I’ve spoken of Garfield Goose & Friends on this blog several times now, but for those of you who haven’t been around that long, it was an afterschool kids’ show on WGN in Chicago hosted by a man named Frazier Thomas. Garfield and all the other characters on the show were puppets that were designed by Roy Brown. The premise of the show was that Garfield Goose was under the delusion that he was the King of the United States, and Frazier was his Prime Minister.
The theme song for the show was a sprightly organ piece which I later learned was "Monkey On A String" by Ethel Smith, known in her heyday as "Queen of the Hammond Organ." I looked into her background, and she was quite a popular performer in the ’40’s and ’50’s, recording 11 singles (which were 78 rpm records) and 27 albums and appearing in nine films. She specialized in Latin music, particularly from Brazil.
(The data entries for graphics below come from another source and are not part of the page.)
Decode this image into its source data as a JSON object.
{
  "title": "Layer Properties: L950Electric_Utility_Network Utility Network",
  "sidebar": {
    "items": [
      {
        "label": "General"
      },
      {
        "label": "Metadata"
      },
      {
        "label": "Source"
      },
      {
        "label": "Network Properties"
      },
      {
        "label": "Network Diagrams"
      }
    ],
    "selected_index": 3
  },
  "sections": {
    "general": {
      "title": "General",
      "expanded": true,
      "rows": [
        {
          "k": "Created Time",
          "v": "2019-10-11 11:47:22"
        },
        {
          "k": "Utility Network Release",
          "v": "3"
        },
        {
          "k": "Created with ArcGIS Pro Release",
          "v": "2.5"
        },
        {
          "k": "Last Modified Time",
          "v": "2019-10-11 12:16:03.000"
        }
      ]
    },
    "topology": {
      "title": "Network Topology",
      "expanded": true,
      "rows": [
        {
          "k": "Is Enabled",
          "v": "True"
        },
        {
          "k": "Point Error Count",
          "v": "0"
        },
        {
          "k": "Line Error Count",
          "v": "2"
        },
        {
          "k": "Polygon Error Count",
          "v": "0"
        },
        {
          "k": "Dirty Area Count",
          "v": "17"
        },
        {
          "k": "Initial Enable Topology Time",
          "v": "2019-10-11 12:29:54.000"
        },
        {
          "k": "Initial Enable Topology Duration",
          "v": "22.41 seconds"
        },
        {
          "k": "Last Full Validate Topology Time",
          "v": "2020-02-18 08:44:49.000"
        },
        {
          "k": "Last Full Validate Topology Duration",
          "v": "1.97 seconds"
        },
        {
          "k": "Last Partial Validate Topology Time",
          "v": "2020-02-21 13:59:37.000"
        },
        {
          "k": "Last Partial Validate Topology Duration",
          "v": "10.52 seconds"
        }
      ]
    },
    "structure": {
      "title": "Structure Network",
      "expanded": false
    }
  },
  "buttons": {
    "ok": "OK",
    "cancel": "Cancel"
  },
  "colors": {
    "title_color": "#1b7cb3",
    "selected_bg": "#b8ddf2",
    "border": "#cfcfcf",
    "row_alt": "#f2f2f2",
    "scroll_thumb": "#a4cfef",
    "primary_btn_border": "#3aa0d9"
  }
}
Here are a few examples.
"Monkey On A String": The aforementioned theme song for Garfield Goose, written by Dénes Ágay.
"Tico Tico": This is from the 1944 movie Bathing Beauty. The song was written by Zequinha de Abreu. Released as a single, it reached #14 and sold over 2 million copies.
"Perfidia": Written by Alberto Dominguez. Just a nice song.
"Blame It On The Samba": Ethel played this in the 1948 movie Melody Time. From roughly the same time, this was an appearance on The Ed Sullivan Show where she, Ed, and musical director Ray Block do a little clowning around.
"Os Pintinhos no Terreiro": Another song by Abreu, from the movie George White’s Scandals, accompanied by Gene Krupa.
Ethel Smith, your Five For Friday, September 17, 2021.